S&P just released the latest numbers for the Case-Shiller home price database, bringing the series up to September, 2012. Priced in US Dollars, the ten city composite known as CSXR has been rising steadily for all of 2012, and rose again in September from August's 155.18 to 155.63. This means that in those ten cities, used house prices in USD, as tracked by index, were about 56% higher in Sep-2012 than they were in Jan-2000.
When priced in gold, the index fell from 28.17 in August to 26.71 in September, a 5.2% drop. This leaves the index about 10% above its recent low of 24.30, set one year before in Sep-2011. Compared to the benchmark 100 index of Jan-2000, home prices in gold are down 73%.
The big question is, does this represent a bottom for the housing market? These recent values are lower than any historical values going back to 1987, when the index was first constructed. But we have longer data series as well. Let's see what they show us.
First, there is the median sales price of new homes sold in the US, published by the US Census Bureau, which goes back to 1963, and gives us prices up to Oct-2012. The median new home price is currently about 4.1 kg. Its all time low, set back in 1980, is just under 3 kg. This suggests that new home prices may have about 25% further to fall.
Going even deeper in the past, Shiller has also attempted to construct a National Home Price Index that extends the S&P's Case-Shiller series back to 1890. This quarterly index sits at 23.49 for Q3-2012. Its all time low was 20.06 in Q1-1980, putting the current level about 17.5% higher.
Of course, there is no reason prices have to retest their old lows… but it happens more often than not. If it does occur, it could happen in several ways: through a drop in nominal USD prices, or through a reduction in USD value – also known as a rise in the gold price. Most likely, it will be a combination of these.
The old lows may offer support, but that support may fail, as it did in the last half of the 1970s – leaving prices to find a new bottom deep in uncharted territory. And even if support does hold, prices may pop quickly, as they did in 1981, or it may take years of "base building" at the support level before a new bull market emerges, as it did in the 1930s and early 1940s.
Real estate values also vary dramatically from place to place, so some may have already bottomed when others are still falling. Internationally, there are markets that are currently much closer to their highs than to their old lows.

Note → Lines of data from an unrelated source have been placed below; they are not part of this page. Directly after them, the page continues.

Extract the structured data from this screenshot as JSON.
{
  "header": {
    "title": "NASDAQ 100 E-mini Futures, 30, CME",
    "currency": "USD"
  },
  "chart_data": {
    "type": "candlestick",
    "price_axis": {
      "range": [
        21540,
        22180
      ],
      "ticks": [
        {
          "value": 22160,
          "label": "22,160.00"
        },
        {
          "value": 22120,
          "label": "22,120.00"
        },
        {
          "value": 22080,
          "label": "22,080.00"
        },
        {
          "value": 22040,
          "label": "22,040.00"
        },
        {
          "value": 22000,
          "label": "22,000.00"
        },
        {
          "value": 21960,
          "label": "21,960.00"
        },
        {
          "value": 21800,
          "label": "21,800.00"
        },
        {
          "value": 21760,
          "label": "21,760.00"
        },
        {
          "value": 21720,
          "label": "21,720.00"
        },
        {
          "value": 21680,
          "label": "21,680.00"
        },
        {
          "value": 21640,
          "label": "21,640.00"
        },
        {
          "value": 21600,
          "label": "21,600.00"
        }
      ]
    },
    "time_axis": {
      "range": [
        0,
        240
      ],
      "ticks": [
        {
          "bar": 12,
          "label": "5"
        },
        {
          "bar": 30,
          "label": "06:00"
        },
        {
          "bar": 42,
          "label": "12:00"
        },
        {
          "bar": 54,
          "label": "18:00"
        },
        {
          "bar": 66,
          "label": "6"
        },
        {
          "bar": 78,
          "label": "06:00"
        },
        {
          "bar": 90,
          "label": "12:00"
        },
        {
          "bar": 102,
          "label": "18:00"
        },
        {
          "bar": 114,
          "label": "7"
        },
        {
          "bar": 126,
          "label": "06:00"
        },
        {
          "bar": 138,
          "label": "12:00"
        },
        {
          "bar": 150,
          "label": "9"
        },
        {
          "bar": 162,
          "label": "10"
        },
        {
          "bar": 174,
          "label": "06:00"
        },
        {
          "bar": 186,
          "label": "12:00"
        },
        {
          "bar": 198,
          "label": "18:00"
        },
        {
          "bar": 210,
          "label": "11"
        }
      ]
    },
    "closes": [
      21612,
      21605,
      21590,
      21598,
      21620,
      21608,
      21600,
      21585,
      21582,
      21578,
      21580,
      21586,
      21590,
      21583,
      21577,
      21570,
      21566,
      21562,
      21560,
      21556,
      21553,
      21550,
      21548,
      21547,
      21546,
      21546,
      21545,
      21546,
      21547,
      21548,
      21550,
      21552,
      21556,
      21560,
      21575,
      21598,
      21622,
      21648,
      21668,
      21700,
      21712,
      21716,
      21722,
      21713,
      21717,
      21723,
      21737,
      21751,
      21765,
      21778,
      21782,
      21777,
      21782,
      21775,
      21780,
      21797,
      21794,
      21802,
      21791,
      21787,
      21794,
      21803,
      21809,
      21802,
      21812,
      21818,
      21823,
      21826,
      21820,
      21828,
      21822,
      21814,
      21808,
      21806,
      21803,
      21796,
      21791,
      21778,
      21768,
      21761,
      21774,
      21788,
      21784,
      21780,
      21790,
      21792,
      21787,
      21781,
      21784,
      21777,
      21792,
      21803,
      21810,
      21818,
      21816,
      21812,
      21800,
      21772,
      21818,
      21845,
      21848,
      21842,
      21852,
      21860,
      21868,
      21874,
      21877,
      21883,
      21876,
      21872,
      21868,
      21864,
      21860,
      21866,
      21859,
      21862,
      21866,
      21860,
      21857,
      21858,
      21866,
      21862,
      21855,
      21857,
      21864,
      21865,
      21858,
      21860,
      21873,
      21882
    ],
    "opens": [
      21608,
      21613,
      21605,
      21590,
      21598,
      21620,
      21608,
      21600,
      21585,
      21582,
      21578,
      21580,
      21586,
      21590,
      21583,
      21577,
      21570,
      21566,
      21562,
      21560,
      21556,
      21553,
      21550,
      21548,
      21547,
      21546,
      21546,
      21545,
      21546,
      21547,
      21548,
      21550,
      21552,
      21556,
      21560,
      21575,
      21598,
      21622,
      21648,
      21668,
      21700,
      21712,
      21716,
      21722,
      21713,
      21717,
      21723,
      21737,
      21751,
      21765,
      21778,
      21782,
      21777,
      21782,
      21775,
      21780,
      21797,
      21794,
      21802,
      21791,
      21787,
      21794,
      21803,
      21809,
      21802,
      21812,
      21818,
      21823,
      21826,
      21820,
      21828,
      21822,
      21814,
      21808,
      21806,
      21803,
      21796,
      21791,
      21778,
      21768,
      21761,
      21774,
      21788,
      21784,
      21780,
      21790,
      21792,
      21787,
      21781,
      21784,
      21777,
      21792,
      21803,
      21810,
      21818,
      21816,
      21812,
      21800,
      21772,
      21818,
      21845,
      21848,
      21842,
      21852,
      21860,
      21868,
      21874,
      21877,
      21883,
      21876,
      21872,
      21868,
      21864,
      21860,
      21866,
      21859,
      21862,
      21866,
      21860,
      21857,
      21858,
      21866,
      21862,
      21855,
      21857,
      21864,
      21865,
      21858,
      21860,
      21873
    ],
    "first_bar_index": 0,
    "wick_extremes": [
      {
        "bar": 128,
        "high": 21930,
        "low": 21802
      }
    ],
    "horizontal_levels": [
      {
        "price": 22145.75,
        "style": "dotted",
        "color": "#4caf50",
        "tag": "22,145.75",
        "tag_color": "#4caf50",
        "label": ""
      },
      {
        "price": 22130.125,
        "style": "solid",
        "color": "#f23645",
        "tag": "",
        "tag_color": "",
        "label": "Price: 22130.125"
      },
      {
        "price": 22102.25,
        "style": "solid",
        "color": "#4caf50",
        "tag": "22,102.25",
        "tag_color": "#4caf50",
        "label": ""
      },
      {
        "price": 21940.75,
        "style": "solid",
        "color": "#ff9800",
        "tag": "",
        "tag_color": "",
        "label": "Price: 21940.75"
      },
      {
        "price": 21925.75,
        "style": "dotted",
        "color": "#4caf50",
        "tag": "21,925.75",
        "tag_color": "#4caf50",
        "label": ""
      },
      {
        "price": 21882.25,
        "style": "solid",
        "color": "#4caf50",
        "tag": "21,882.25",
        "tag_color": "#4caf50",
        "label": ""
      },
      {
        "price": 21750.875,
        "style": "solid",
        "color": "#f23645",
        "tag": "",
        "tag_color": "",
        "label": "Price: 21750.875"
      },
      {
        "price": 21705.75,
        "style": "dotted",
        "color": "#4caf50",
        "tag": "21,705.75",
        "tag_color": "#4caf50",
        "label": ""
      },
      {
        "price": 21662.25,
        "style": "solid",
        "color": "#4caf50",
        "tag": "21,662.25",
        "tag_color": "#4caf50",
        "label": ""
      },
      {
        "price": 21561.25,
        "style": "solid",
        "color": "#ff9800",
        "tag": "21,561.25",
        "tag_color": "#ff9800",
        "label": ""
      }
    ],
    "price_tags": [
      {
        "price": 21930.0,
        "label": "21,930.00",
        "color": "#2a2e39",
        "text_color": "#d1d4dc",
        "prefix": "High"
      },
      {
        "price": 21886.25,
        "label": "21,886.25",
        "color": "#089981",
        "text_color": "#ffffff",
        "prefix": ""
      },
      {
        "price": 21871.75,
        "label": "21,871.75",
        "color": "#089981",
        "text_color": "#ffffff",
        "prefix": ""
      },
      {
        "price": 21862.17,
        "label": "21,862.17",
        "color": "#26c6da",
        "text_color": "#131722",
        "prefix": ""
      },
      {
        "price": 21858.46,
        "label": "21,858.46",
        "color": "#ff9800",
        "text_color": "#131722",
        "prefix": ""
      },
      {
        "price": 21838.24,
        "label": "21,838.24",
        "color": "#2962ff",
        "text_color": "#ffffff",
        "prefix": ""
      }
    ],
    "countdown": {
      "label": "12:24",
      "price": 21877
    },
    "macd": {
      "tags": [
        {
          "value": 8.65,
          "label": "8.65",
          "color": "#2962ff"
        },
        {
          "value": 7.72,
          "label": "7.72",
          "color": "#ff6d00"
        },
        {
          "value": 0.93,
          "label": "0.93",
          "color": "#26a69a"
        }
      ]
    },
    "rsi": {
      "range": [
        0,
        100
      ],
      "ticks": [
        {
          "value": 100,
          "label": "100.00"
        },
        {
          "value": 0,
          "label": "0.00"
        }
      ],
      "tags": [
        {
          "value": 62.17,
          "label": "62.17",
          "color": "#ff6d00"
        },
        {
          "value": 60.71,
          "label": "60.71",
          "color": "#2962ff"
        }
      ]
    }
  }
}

If you are a very long term investor, with a time horizon measured in decades, it might be time to start looking for select situations and building a portfolio of choice properties. But be patient, and expect that there could be further declines in home prices as measured in gold. Use these declines to add to your collection. I think that over the long term, you will be well rewarded.
Also take a look the charts of farm, timber and commercial property prices. Of these, farmland seems the most robust, and I would certainly consider adding it to your shopping list.